Nun begriff ich endlich, weshalb diese Frau zu mir gekommen war.
„Sehr gern, Frau Arwen, gebt mir nur einen kurzen Moment Zeit." , bat ich sie und Arwen nickte und verschwand mit einem eleganten Rauschen durch die Tür. Innerhalb einer halben Stunde schaffte ich es, mich zu waschen und mich, mit einem Kleid aus dem Schrank des Raumes, zu kleiden. Elbisch war es und mein Körper etwas zu plump für den feinen Schnitt, doch es würde schon gehen, dachte ich mir, als ich in einen großen Spiegel blickte.
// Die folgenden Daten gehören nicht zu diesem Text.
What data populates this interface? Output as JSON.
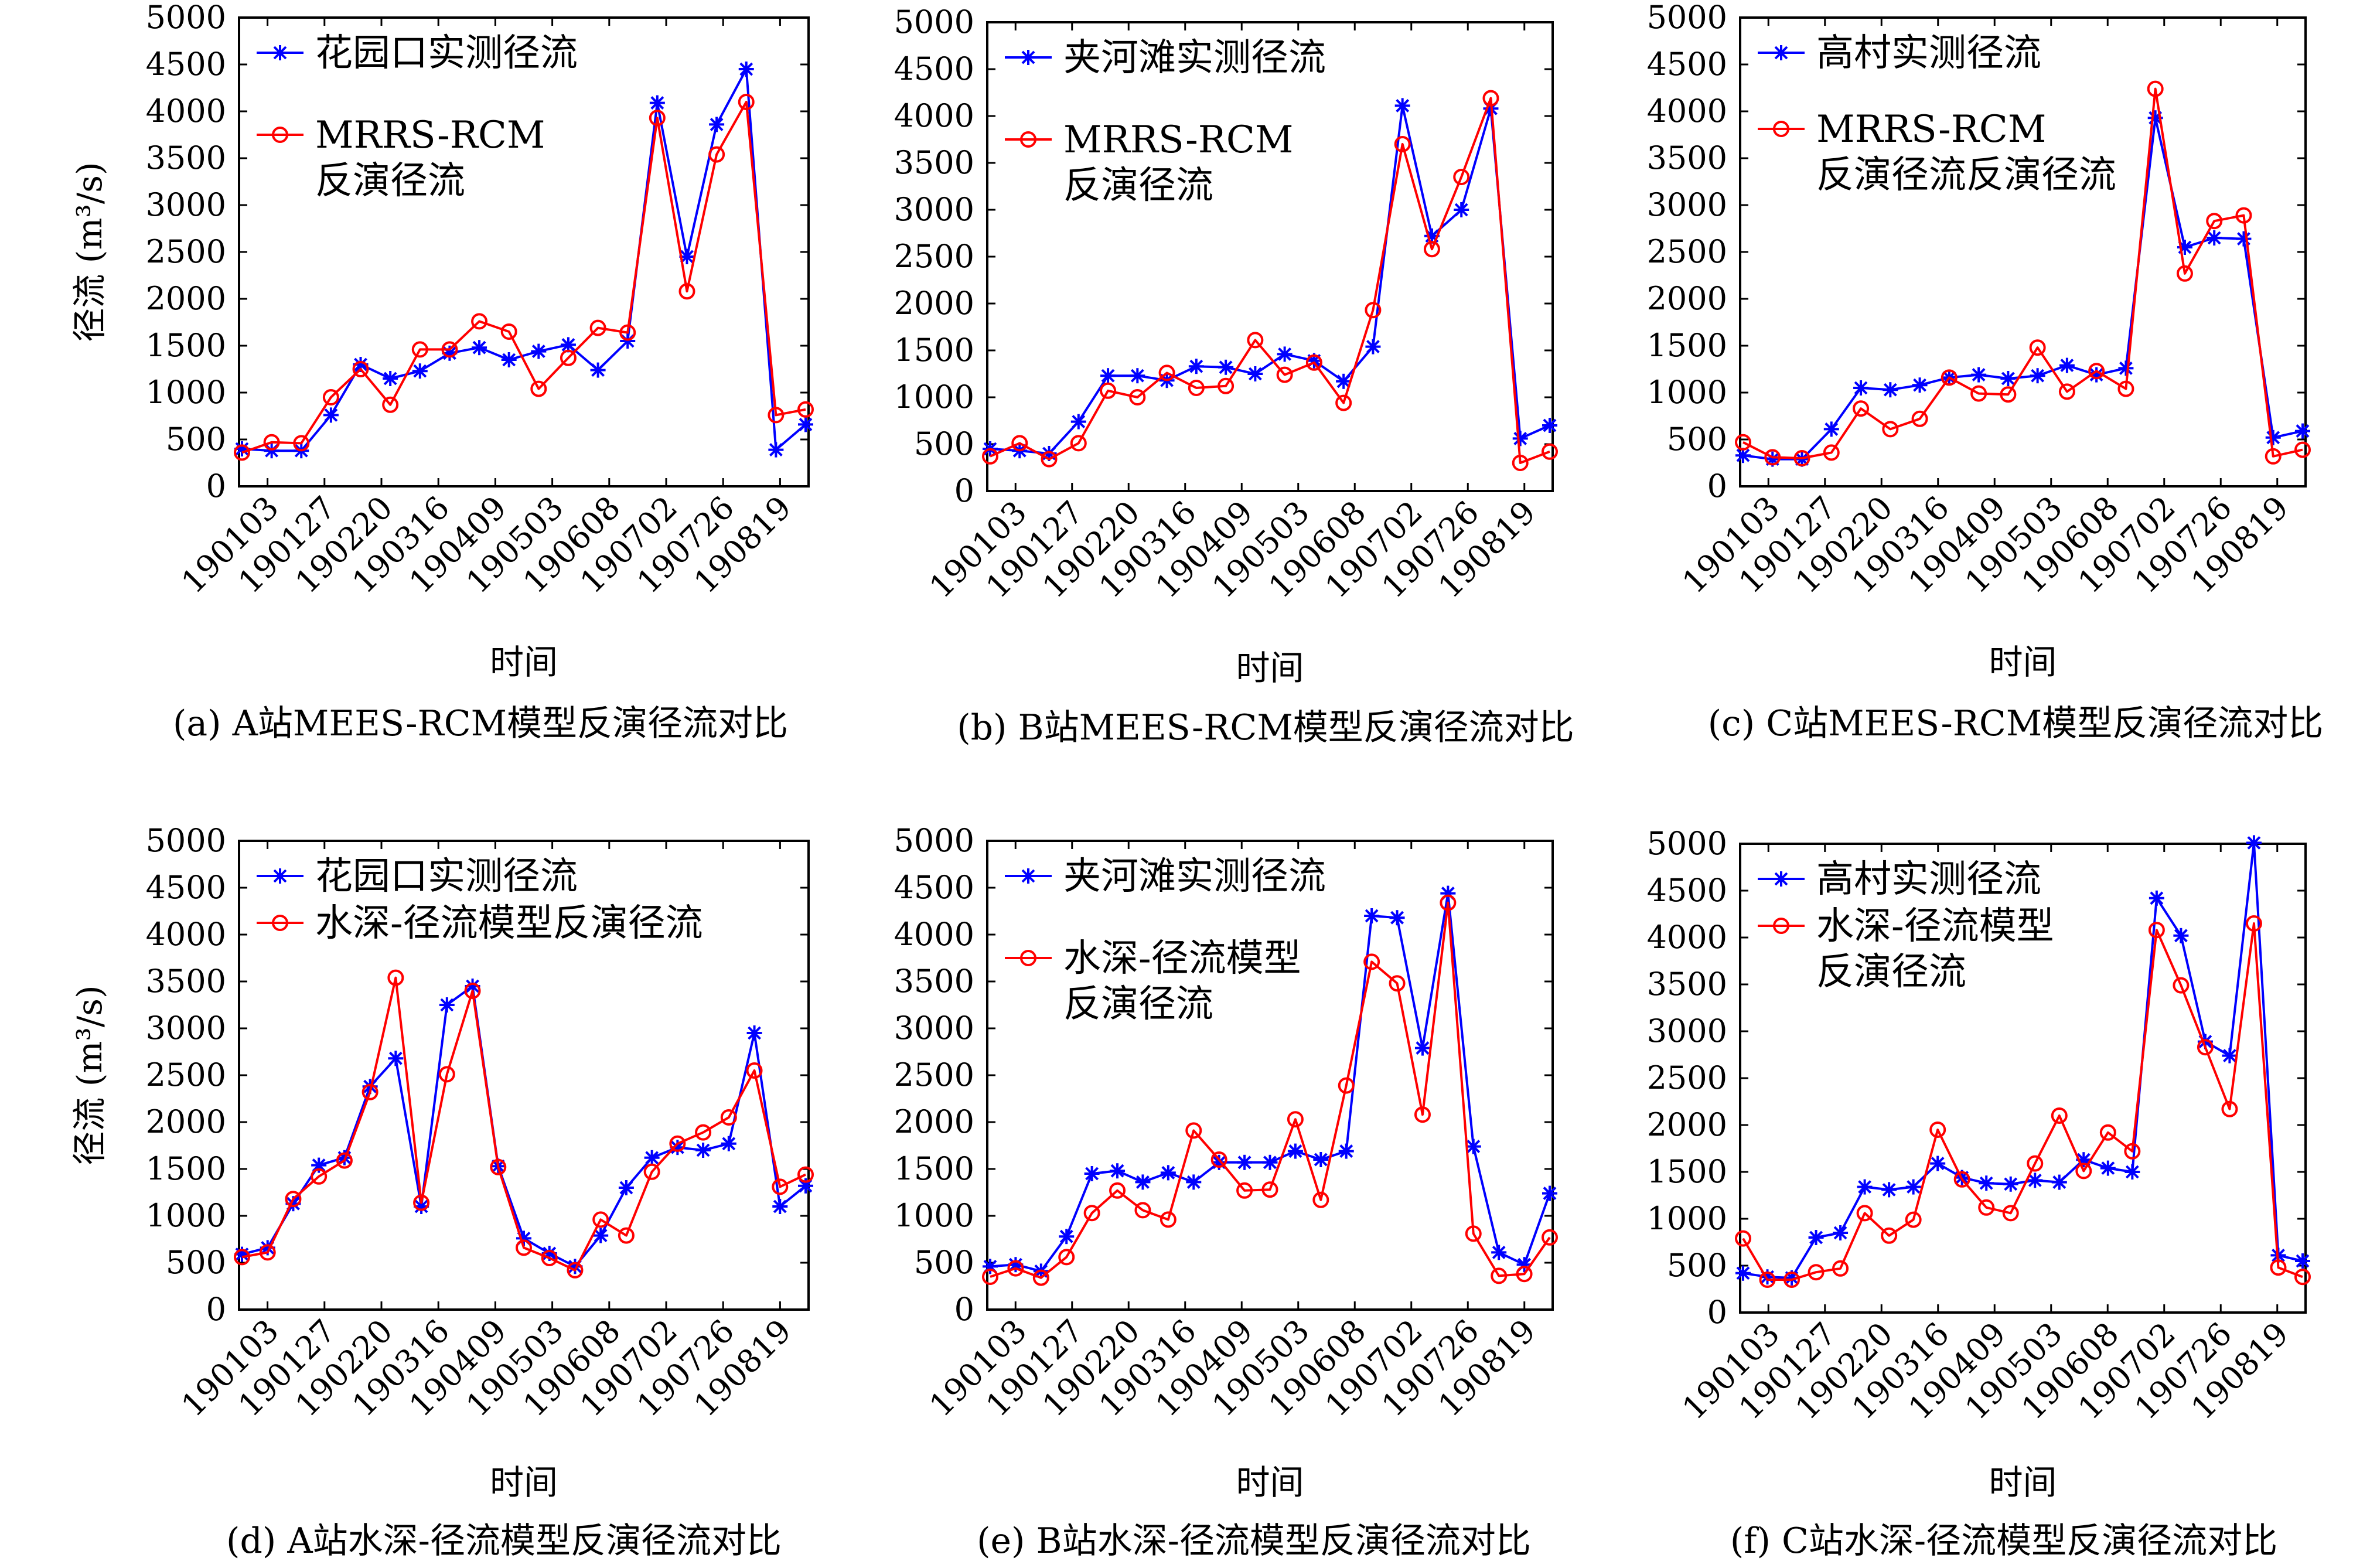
{
  "colors": {
    "observed": "#0000ff",
    "model": "#ff0000",
    "axis": "#000000"
  },
  "markers": {
    "observed": "asterisk",
    "model": "circle"
  },
  "chart_data": [
    {
      "type": "line",
      "caption": "(a) A站MEES-RCM模型反演径流对比",
      "xlabel": "时间",
      "ylabel": "径流 (m³/s)",
      "ylim": [
        0,
        5000
      ],
      "yticks": [
        0,
        500,
        1000,
        1500,
        2000,
        2500,
        3000,
        3500,
        4000,
        4500,
        5000
      ],
      "xticks": [
        "190103",
        "190127",
        "190220",
        "190316",
        "190409",
        "190503",
        "190608",
        "190702",
        "190726",
        "190819"
      ],
      "legend": {
        "position": "top-left",
        "entries": [
          "花园口实测径流",
          "MRRS-RCM\n反演径流"
        ]
      },
      "series": [
        {
          "name": "花园口实测径流",
          "values": [
            400,
            380,
            380,
            760,
            1300,
            1150,
            1230,
            1420,
            1480,
            1350,
            1440,
            1510,
            1240,
            1550,
            4090,
            2450,
            3860,
            4450,
            390,
            660
          ]
        },
        {
          "name": "MRRS-RCM\n反演径流",
          "values": [
            360,
            470,
            460,
            950,
            1250,
            870,
            1460,
            1460,
            1760,
            1650,
            1040,
            1370,
            1690,
            1640,
            3930,
            2080,
            3540,
            4100,
            760,
            820
          ]
        }
      ]
    },
    {
      "type": "line",
      "caption": "(b) B站MEES-RCM模型反演径流对比",
      "xlabel": "时间",
      "ylabel": "",
      "ylim": [
        0,
        5000
      ],
      "yticks": [
        0,
        500,
        1000,
        1500,
        2000,
        2500,
        3000,
        3500,
        4000,
        4500,
        5000
      ],
      "xticks": [
        "190103",
        "190127",
        "190220",
        "190316",
        "190409",
        "190503",
        "190608",
        "190702",
        "190726",
        "190819"
      ],
      "legend": {
        "position": "top-left",
        "entries": [
          "夹河滩实测径流",
          "MRRS-RCM\n反演径流"
        ]
      },
      "series": [
        {
          "name": "夹河滩实测径流",
          "values": [
            450,
            430,
            400,
            740,
            1230,
            1230,
            1180,
            1330,
            1320,
            1250,
            1460,
            1390,
            1170,
            1540,
            4110,
            2720,
            3000,
            4080,
            560,
            700
          ]
        },
        {
          "name": "MRRS-RCM\n反演径流",
          "values": [
            370,
            510,
            340,
            510,
            1070,
            1000,
            1260,
            1100,
            1120,
            1610,
            1240,
            1370,
            940,
            1930,
            3700,
            2580,
            3350,
            4190,
            300,
            420
          ]
        }
      ]
    },
    {
      "type": "line",
      "caption": "(c) C站MEES-RCM模型反演径流对比",
      "xlabel": "时间",
      "ylabel": "",
      "ylim": [
        0,
        5000
      ],
      "yticks": [
        0,
        500,
        1000,
        1500,
        2000,
        2500,
        3000,
        3500,
        4000,
        4500,
        5000
      ],
      "xticks": [
        "190103",
        "190127",
        "190220",
        "190316",
        "190409",
        "190503",
        "190608",
        "190702",
        "190726",
        "190819"
      ],
      "legend": {
        "position": "top-left",
        "entries": [
          "高村实测径流",
          "MRRS-RCM\n反演径流反演径流"
        ]
      },
      "series": [
        {
          "name": "高村实测径流",
          "values": [
            330,
            290,
            290,
            610,
            1050,
            1030,
            1080,
            1160,
            1190,
            1150,
            1180,
            1290,
            1190,
            1260,
            3930,
            2550,
            2650,
            2640,
            520,
            590
          ]
        },
        {
          "name": "MRRS-RCM\n反演径流反演径流",
          "values": [
            470,
            310,
            300,
            360,
            830,
            610,
            720,
            1160,
            990,
            980,
            1480,
            1010,
            1230,
            1040,
            4240,
            2270,
            2830,
            2890,
            320,
            390
          ]
        }
      ]
    },
    {
      "type": "line",
      "caption": "(d) A站水深-径流模型反演径流对比",
      "xlabel": "时间",
      "ylabel": "径流 (m³/s)",
      "ylim": [
        0,
        5000
      ],
      "yticks": [
        0,
        500,
        1000,
        1500,
        2000,
        2500,
        3000,
        3500,
        4000,
        4500,
        5000
      ],
      "xticks": [
        "190103",
        "190127",
        "190220",
        "190316",
        "190409",
        "190503",
        "190608",
        "190702",
        "190726",
        "190819"
      ],
      "legend": {
        "position": "top-left",
        "entries": [
          "花园口实测径流",
          "水深-径流模型反演径流"
        ]
      },
      "series": [
        {
          "name": "花园口实测径流",
          "values": [
            590,
            660,
            1130,
            1540,
            1620,
            2380,
            2680,
            1100,
            3250,
            3450,
            1530,
            760,
            600,
            460,
            790,
            1300,
            1620,
            1730,
            1700,
            1770,
            2950,
            1100,
            1320
          ]
        },
        {
          "name": "水深-径流模型反演径流",
          "values": [
            560,
            610,
            1180,
            1420,
            1590,
            2320,
            3540,
            1140,
            2510,
            3400,
            1520,
            660,
            550,
            420,
            960,
            790,
            1470,
            1770,
            1890,
            2050,
            2550,
            1310,
            1440
          ]
        }
      ]
    },
    {
      "type": "line",
      "caption": "(e) B站水深-径流模型反演径流对比",
      "xlabel": "时间",
      "ylabel": "",
      "ylim": [
        0,
        5000
      ],
      "yticks": [
        0,
        500,
        1000,
        1500,
        2000,
        2500,
        3000,
        3500,
        4000,
        4500,
        5000
      ],
      "xticks": [
        "190103",
        "190127",
        "190220",
        "190316",
        "190409",
        "190503",
        "190608",
        "190702",
        "190726",
        "190819"
      ],
      "legend": {
        "position": "top-left",
        "entries": [
          "夹河滩实测径流",
          "水深-径流模型\n反演径流"
        ]
      },
      "series": [
        {
          "name": "夹河滩实测径流",
          "values": [
            460,
            480,
            410,
            780,
            1450,
            1480,
            1360,
            1460,
            1360,
            1570,
            1570,
            1570,
            1690,
            1600,
            1690,
            4200,
            4180,
            2790,
            4440,
            1740,
            610,
            480,
            1240
          ]
        },
        {
          "name": "水深-径流模型\n反演径流",
          "values": [
            350,
            440,
            340,
            560,
            1030,
            1270,
            1060,
            960,
            1910,
            1600,
            1270,
            1280,
            2030,
            1170,
            2390,
            3710,
            3480,
            2080,
            4340,
            810,
            360,
            380,
            770
          ]
        }
      ]
    },
    {
      "type": "line",
      "caption": "(f) C站水深-径流模型反演径流对比",
      "xlabel": "时间",
      "ylabel": "",
      "ylim": [
        0,
        5000
      ],
      "yticks": [
        0,
        500,
        1000,
        1500,
        2000,
        2500,
        3000,
        3500,
        4000,
        4500,
        5000
      ],
      "xticks": [
        "190103",
        "190127",
        "190220",
        "190316",
        "190409",
        "190503",
        "190608",
        "190702",
        "190726",
        "190819"
      ],
      "legend": {
        "position": "top-left",
        "entries": [
          "高村实测径流",
          "水深-径流模型\n反演径流"
        ]
      },
      "series": [
        {
          "name": "高村实测径流",
          "values": [
            420,
            380,
            370,
            800,
            850,
            1340,
            1310,
            1340,
            1590,
            1440,
            1380,
            1370,
            1410,
            1390,
            1630,
            1540,
            1500,
            4420,
            4020,
            2890,
            2740,
            5010,
            610,
            550
          ]
        },
        {
          "name": "水深-径流模型\n反演径流",
          "values": [
            790,
            350,
            350,
            430,
            470,
            1060,
            820,
            990,
            1950,
            1420,
            1120,
            1060,
            1590,
            2100,
            1510,
            1920,
            1720,
            4080,
            3490,
            2830,
            2170,
            4150,
            480,
            380
          ]
        }
      ]
    }
  ]
}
„Los geht's." , murmelte ich leise und griff nach der Schwertscheide, um sie gleich bei erster Gelegenheit an ihre Besitzerin zu übergeben. Rasch ging ich zur Tür, öffnete sie und fand mich in einem wunderschönen, hell erleuchteten Gang wieder, der zur gegenüberliegenden Seite hin offen war und bloß ein paar hübsch verzierte Säulen das Vordach stützten. Schon am Vorabend hatte ich diesen wunderschönen Ausblick genossen, doch nun, im hellen Tageslicht wirkte der Zauber dieses ruhigen Fleckchens doppelt so stark auf mich.
„Da bist du ja." , hörte ich Arwen's Stimme erklingen und blickte mich um. Die hübsche Frau kam den Gang entlang, auf mich zu.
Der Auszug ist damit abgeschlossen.